Analysis of CXCL10 secretion stimulated by IFNα in NK cells

CXCL10 secretion was determined by analyzing the supernatants of purified NK cells incubated for 8 h in complete medium in the presence or absence of 100 IU/mL IFNα. CXCL10 concentrations in the supernatants were measured using a specific quantitative ELISA kit (R&D systems, Abingdon, UK).

Statistical analysis

Results are shown as the average ± SD and statistical significance was evaluated using the Student's t test. Differences were not considered significant if P-values were ≥0.05.

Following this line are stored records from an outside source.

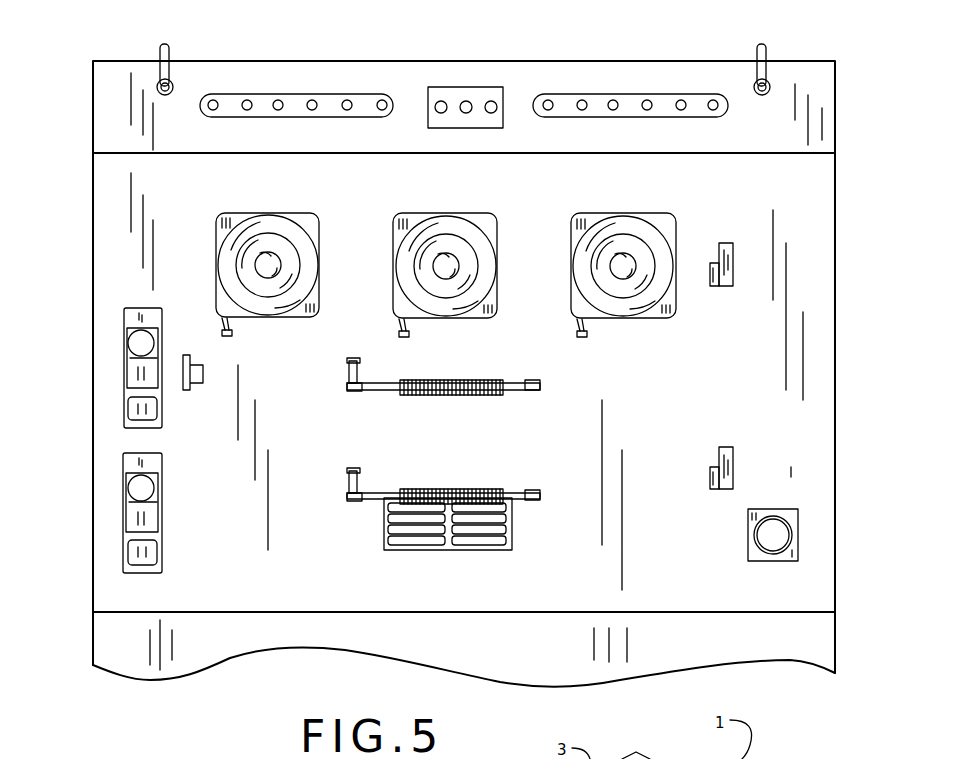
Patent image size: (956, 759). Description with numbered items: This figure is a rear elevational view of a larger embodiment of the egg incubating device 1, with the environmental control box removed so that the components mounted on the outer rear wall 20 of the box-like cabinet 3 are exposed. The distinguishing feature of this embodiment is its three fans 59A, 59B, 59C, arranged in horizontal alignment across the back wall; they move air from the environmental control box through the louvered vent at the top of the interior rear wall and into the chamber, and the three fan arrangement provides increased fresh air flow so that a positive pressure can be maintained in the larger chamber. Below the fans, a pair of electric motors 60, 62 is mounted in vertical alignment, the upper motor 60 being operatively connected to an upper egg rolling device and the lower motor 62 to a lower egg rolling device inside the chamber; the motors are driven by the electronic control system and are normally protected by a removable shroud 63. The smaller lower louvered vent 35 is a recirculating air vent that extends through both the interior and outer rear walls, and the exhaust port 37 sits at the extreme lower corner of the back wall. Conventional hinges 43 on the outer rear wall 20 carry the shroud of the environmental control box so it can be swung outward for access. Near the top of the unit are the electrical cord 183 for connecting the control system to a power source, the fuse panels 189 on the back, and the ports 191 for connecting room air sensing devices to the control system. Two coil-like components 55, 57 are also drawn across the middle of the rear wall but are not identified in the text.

The egg incubating device 1 is at (66, 160).
The cabinet 3 is at (835, 362).
The outer rear wall 20 is at (793, 472).
The lower louvered vent 35 is at (404, 532).
The exhaust port 37 is at (772, 534).
The hinges 43 is at (728, 462).
The lower coil element 55 is at (515, 491).
The upper coil element 57 is at (492, 393).
The fan 59A is at (235, 256).
The fan 59B is at (437, 230).
The fan 59C is at (616, 230).
The electric motor 60 is at (128, 374).
The electric motor 62 is at (127, 505).
The removable shroud 63 is at (728, 260).
The electrical cord 183 is at (169, 50).
The fuse panels 189 is at (265, 94).
The ports 191 is at (448, 87).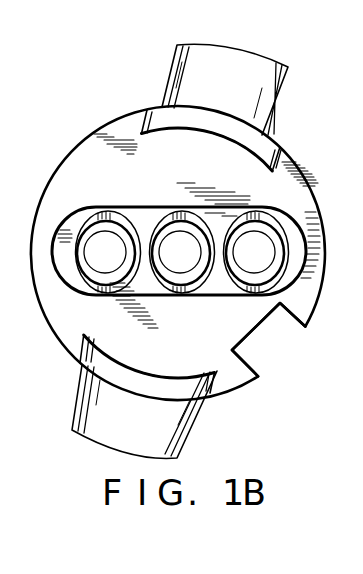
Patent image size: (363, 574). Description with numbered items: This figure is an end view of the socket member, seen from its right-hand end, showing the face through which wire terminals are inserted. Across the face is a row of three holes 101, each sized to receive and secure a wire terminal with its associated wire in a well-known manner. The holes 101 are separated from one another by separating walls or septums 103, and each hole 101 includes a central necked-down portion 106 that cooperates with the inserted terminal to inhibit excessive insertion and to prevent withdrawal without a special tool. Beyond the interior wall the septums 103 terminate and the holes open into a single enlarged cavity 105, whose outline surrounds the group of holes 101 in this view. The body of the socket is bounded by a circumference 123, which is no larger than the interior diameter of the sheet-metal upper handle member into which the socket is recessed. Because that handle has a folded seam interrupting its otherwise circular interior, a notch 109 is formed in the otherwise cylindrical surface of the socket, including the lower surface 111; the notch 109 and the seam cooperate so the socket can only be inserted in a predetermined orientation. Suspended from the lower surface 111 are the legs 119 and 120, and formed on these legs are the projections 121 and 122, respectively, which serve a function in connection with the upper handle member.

The holes 101 is at (267, 265).
The septums 103 is at (168, 180).
The enlarged cavity 105 is at (297, 228).
The central necked-down portion 106 is at (237, 273).
The notch 109 is at (253, 342).
The lower surface 111 is at (116, 179).
The leg 119 is at (253, 144).
The leg 120 is at (143, 373).
The projection 121 is at (238, 90).
The projection 122 is at (150, 431).
The circumference 123 is at (80, 143).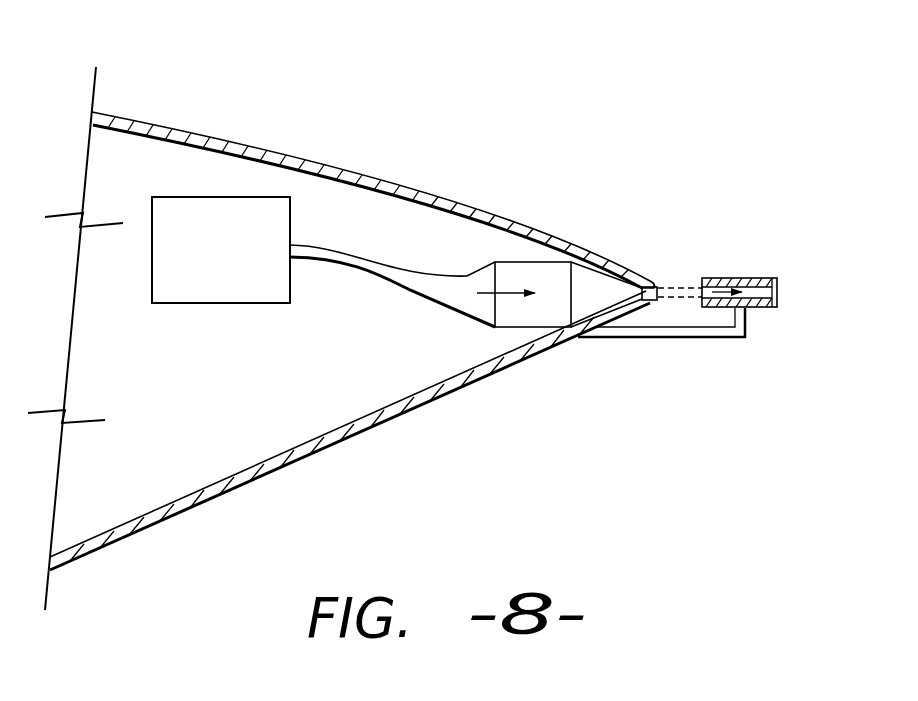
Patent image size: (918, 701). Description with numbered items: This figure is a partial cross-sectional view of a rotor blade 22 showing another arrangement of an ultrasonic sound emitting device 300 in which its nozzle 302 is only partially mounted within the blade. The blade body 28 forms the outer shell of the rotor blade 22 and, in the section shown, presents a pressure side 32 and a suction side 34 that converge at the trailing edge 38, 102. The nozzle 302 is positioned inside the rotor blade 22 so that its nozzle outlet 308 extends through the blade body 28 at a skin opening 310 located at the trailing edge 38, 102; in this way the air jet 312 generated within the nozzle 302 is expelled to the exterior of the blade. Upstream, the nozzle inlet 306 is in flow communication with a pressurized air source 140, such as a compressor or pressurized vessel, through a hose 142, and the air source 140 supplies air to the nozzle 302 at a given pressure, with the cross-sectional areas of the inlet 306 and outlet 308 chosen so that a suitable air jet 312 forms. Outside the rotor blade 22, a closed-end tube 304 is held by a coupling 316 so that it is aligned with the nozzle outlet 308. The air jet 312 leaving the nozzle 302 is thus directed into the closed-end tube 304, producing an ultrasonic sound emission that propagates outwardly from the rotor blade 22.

The rotor blade 22 is at (605, 101).
The blade body 28 is at (322, 157).
The suction side 34 is at (181, 133).
The pressure side 32 is at (345, 436).
The pressurized air source 140 is at (246, 258).
The hose 142 is at (432, 298).
The nozzle 302 is at (518, 252).
The nozzle inlet 306 is at (482, 284).
The ultrasonic sound emitting device 300 is at (620, 418).
The trailing edge 38 is at (650, 303).
The trailing edge 102 is at (633, 282).
The air jet 312 is at (677, 288).
The closed-end tube 304 is at (749, 275).
The nozzle outlet 308 is at (673, 296).
The coupling 316 is at (728, 341).
The skin opening 310 is at (605, 322).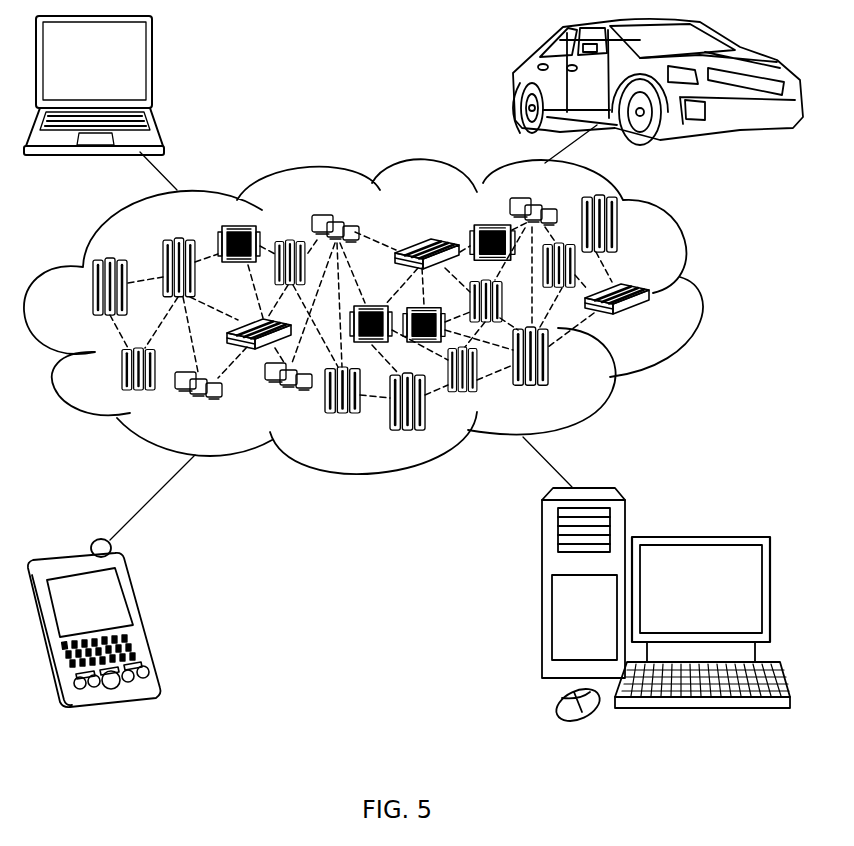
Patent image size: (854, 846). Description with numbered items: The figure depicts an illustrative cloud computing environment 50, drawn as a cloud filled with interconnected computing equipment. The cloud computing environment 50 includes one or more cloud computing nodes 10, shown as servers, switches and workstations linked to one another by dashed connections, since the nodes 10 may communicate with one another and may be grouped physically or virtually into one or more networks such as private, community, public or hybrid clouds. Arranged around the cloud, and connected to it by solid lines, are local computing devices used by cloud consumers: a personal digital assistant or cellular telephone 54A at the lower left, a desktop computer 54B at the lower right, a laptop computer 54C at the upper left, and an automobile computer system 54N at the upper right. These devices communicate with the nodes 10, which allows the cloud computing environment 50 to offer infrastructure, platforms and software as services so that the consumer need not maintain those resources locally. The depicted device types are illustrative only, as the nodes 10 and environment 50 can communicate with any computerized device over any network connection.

The cloud computing nodes 10 is at (660, 322).
The cloud computing environment 50 is at (697, 297).
The personal digital assistant (PDA) or cellular telephone 54A is at (143, 614).
The desktop computer 54B is at (700, 535).
The laptop computer 54C is at (152, 70).
The automobile computer system 54N is at (515, 80).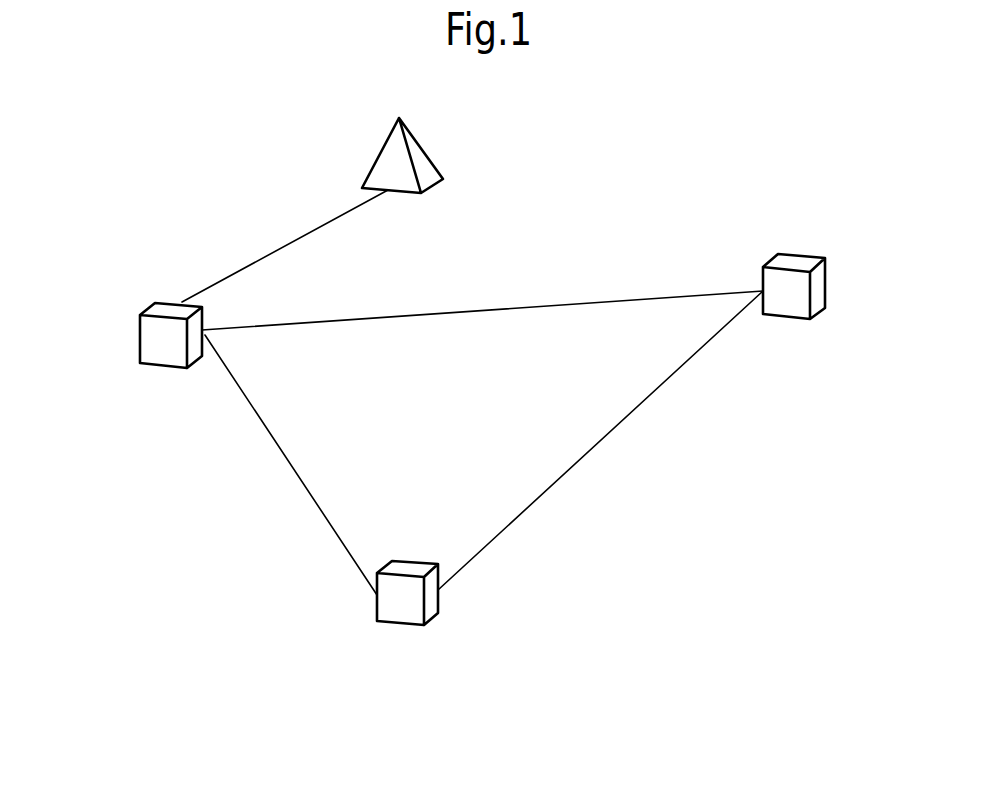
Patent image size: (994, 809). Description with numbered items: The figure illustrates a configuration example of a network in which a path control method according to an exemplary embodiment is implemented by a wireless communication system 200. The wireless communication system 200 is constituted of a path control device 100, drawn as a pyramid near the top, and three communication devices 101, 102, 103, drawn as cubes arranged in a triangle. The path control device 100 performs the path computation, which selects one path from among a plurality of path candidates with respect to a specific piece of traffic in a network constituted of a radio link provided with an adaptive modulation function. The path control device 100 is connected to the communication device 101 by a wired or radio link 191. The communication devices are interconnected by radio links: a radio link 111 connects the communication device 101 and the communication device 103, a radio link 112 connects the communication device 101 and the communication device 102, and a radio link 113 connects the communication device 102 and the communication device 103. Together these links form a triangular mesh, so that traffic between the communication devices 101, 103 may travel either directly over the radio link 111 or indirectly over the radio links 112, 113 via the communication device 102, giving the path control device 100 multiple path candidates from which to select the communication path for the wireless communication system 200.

The path control device 100 is at (425, 150).
The communication device 101 is at (140, 337).
The communication device 102 is at (400, 625).
The communication device 103 is at (825, 287).
The radio link 111 is at (432, 315).
The radio link 112 is at (282, 457).
The radio link 113 is at (590, 457).
The wired or radio link 191 is at (325, 228).
The wireless communication system 200 is at (476, 776).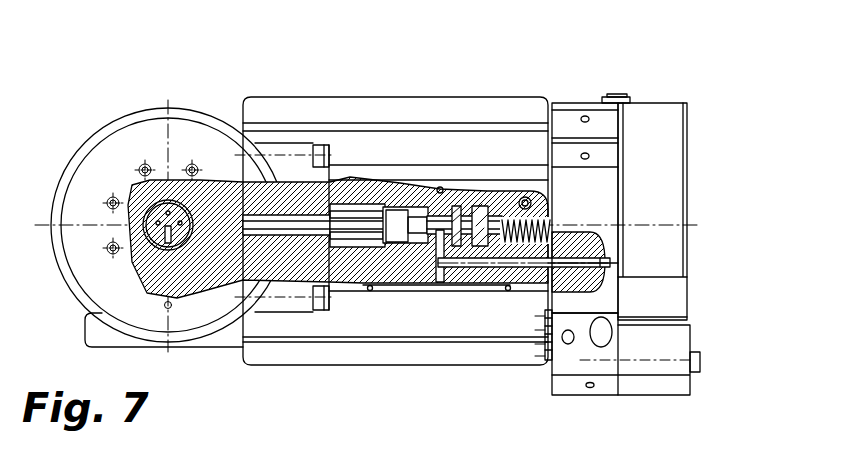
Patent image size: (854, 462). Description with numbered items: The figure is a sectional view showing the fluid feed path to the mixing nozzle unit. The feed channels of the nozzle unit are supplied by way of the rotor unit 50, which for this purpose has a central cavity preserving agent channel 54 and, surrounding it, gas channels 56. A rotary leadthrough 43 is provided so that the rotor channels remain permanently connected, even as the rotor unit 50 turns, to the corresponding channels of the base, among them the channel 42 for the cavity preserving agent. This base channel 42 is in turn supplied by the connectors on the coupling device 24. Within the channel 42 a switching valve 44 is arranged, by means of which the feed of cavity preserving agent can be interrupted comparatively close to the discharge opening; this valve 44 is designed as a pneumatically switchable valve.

The coupling device 24 is at (728, 245).
The channel of the base for cavity preserving agent 42 is at (525, 265).
The rotary leadthrough 43 is at (195, 205).
The switching valve 44 is at (443, 227).
The rotor unit 50 is at (163, 236).
The cavity preserving agent channel 54 is at (175, 250).
The gas channels 56 is at (157, 224).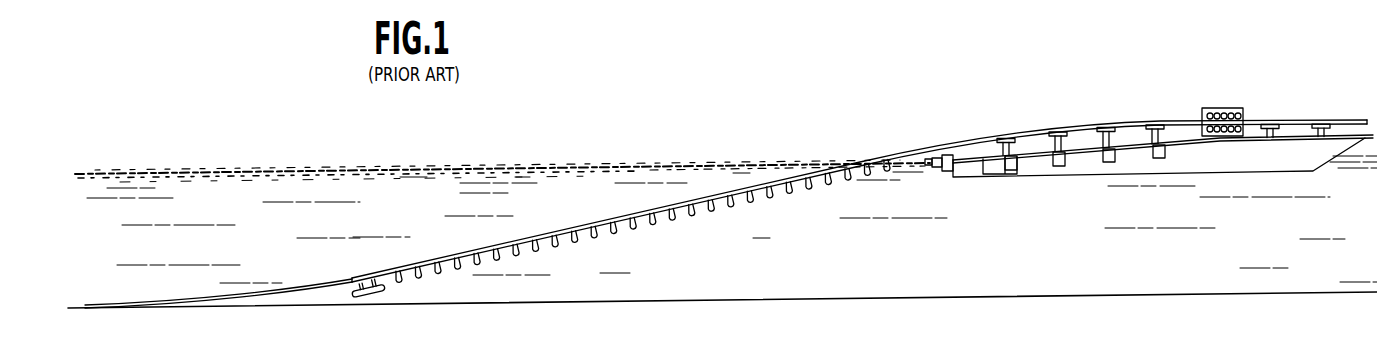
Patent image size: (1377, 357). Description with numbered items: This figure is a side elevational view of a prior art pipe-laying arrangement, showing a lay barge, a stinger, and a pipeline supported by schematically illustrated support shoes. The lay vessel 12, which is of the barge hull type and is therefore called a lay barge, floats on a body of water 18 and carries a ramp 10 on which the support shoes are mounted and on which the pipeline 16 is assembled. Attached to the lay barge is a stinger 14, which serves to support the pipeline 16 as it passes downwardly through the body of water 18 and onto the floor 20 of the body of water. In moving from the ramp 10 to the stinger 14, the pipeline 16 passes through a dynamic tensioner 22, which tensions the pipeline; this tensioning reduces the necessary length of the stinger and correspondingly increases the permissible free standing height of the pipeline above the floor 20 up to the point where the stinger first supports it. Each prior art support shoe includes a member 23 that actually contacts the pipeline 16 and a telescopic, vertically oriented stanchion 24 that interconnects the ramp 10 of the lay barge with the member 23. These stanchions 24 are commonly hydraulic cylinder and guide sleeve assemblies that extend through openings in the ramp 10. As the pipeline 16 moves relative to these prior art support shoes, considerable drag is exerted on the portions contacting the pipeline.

The ramp 10 is at (1149, 156).
The lay vessel 12 is at (1259, 168).
The stinger 14 is at (570, 243).
The pipeline 16 is at (987, 140).
The body of water 18 is at (453, 183).
The floor of the body of water 20 is at (681, 301).
The dynamic tensioner 22 is at (1232, 108).
The member contacting the pipeline 23 is at (1008, 137).
The telescopic vertically oriented stanchion 24 is at (1110, 143).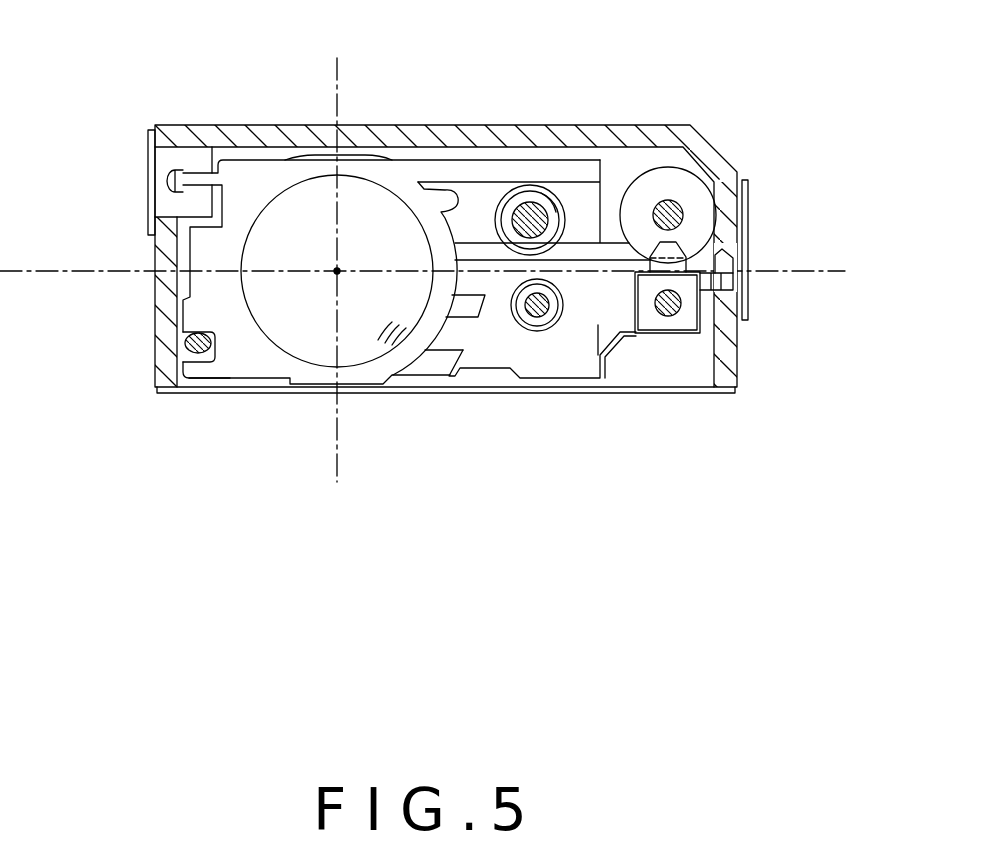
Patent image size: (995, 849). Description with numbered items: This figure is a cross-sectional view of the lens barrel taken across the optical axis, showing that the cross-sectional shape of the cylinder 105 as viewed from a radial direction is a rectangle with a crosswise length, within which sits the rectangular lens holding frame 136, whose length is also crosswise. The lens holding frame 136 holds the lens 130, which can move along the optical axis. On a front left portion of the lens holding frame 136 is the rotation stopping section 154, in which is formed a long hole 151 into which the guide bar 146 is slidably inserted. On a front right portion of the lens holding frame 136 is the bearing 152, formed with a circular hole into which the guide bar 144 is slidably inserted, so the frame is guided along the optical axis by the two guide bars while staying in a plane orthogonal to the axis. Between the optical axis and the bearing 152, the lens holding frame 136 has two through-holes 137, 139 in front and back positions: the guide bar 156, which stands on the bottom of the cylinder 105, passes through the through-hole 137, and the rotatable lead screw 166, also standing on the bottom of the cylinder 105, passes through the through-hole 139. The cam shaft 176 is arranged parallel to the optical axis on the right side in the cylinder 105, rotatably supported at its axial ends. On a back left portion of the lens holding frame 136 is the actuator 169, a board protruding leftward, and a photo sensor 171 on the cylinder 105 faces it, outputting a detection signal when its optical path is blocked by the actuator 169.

The cylinder 105 is at (293, 126).
The lens 130 is at (378, 213).
The lens holding frame 136 is at (247, 382).
The through-hole 137 is at (527, 313).
The through-hole 139 is at (541, 193).
The guide bar 144 is at (680, 306).
The guide bar 146 is at (185, 338).
The long hole 151 is at (182, 348).
The bearing 152 is at (668, 334).
The rotation stopping section 154 is at (204, 380).
The guide bar 156 is at (547, 308).
The lead screw 166 is at (529, 205).
The actuator 169 is at (198, 170).
The photo sensor 171 is at (160, 127).
The cam shaft 176 is at (697, 168).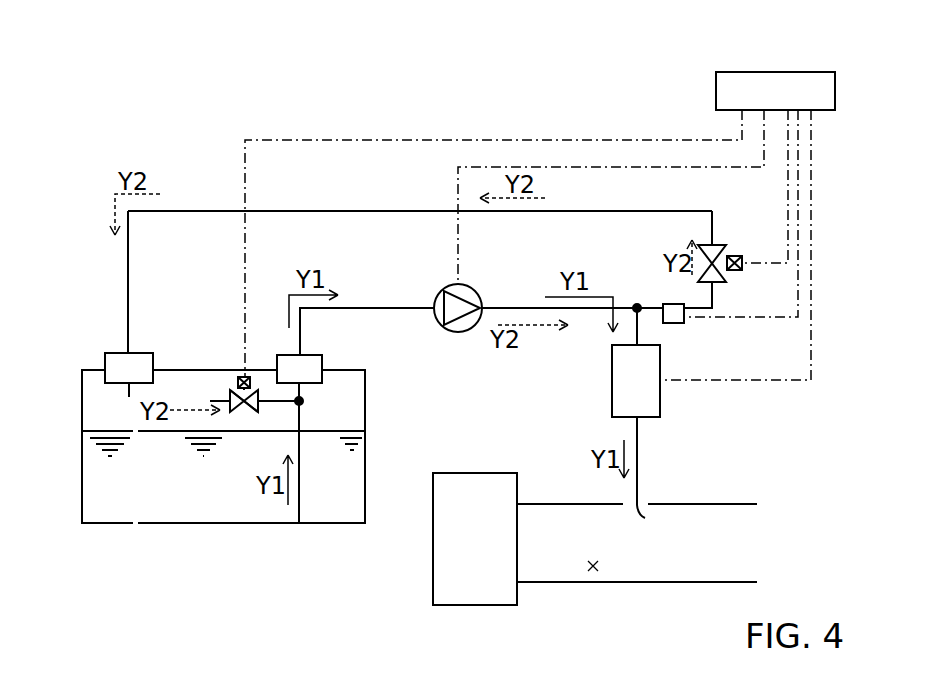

Disclosure of Potential Conflicts of Interest

No potential conflicts of interest were disclosed.

Funding

This work was supported by the collaborative projects CliNK SOE2/P1/E341 from Sudoe/Interreg IV B (EU) and Grant CTPP5/12 from “Communauté de Travail des Pyrénées”; by grant SAF2010–15341 to AA and grant SAF2011–25390 to JP, both from Ministerio de Economía y Competitividad (Spain); by Fondo Social Europeo and by the association CIEL, the association L'Un pour l'Autre and the federation Ensangble to MV; and by one AOI from the CHU Montpellier and fellowships from the ARC and Higher Education Commission, Pakistan to MGR.